A similar surprise came in 1992 when Ministry, a band mostly known for brain-rushing riffs and irreverent song titles like "Jesus Built My Hotrod" released the track "New World Order." Written in response to a statement by George H.W. Bush promoting the efficacy of a world government, both the lyrics and the video are clear in their anti-authoritarian messaging.

In recent years, since about the mid 1990's, there has been an increasing number of Metal bands with openly progressive politics. Rage Against the Machine being an obvious example. Less obvious but still clear, are the messages in some of the songs by System of A Down. Examples of this include "Toxicity" and "Deer Dance" which calls out police brutality against peaceful protesters. This is perhaps clearest in the lines: "Battalions of riot police/With rubber bullet kisses/Baton courtesy/Service with a smile" and "Beyond the Staples Center you can see America/With its tired poor avenging disgrace/Peaceful, loving youth against the brutality of plastic existence."

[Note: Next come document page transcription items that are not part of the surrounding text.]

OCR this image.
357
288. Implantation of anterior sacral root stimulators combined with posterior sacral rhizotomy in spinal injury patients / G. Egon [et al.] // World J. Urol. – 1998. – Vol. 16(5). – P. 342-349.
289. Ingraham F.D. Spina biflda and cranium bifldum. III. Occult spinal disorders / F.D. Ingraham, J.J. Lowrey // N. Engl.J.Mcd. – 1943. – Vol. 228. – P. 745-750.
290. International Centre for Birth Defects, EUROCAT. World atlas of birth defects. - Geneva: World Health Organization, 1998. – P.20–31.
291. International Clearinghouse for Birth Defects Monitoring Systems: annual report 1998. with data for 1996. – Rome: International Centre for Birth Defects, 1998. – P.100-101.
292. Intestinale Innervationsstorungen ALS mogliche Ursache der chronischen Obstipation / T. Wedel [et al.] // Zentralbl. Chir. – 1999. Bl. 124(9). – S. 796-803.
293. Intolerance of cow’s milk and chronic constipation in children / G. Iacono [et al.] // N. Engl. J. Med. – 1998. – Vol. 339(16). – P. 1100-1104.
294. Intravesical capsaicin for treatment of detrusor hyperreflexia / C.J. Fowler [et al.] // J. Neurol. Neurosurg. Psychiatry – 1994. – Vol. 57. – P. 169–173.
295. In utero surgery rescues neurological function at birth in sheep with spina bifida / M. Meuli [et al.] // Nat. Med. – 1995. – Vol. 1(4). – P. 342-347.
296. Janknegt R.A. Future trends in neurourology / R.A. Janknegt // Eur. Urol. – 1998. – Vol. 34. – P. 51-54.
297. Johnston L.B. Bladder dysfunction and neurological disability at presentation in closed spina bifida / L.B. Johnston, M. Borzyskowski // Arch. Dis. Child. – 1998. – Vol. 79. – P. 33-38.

In 2016, Metallica released the album Hardwired...To Self-Destruct which addresses the sensitive subject of veterans and untreated PTSD. While carrying the more mainstream sound perfected on The Black Album, the lyrics are fairly cynical, such as in the chorus: "Confusion, all sanity is beyond me/Delusion, All sanity is but a memory/My life, the war that never ends!"

The British band Cradle of Filth are known for being intentionally offensive, at least this is what is usually assumed. While much of the imagery associated with the band comes from the darker reaches, this does not mean it is not meaningful. Everything about the band, from their costumes to their album art to the evocative and deeply creative tableaux-style visual design of their music videos are one part of a greater whole. The music is virtuosic in its technical complexity and frontman Dani Filth's lyrics border on the Shakespearian. He also clearly has very strong opinions when it comes to hypocrisy, particularly in terms of religion, and abuses of power.

A clear example of this is the track "Her Ghost In the Fog", which calls out violence against women and the often tacit societal response to it. Taking place in the 18th century, the narrative is about a beautiful young Pagan woman who is raped and murdered by five Christian men from her village, a fact made clear by the line: "the village mourned her by the by/For she'd been a witch their men had longed to try." The word "try" in this context has a deeply disturbing double meaning.

They do not get away with it though. The song's narrator who is the victim's husband finds the church key and exacts a terrible revenge: "So for her the breeze stank of sunset and camphor/My lantern chased her phantom and blew their chapel ablaze/ And all locked in to a pain/Best reserved for judgement their bible construed."

Korn are mostly known today for being one of the better bands in the much maligned "Nu Metal" genre invented in the 1990's, combining Metal with elements of Rap. While mostly forgotten today, Korn made one of the most wrenching statements on childhood sexual abuse ever recorded. The final track on their self-titled 1994 album, the song "Daddy," details the horrific abuse suffered by the band's frontman Jonathan Davis by a female baby-sitter who would tie him up and rape him and how his parents did not believe him. The most affecting part comes at the end when Davis goes into a profanity laden, weeping breakdown described by one reviewer as a "deep, should cry." This is not part of the song. The producer kept the tape running and Davis decided to leave it in. It would be over 20 years before he could perform the song live.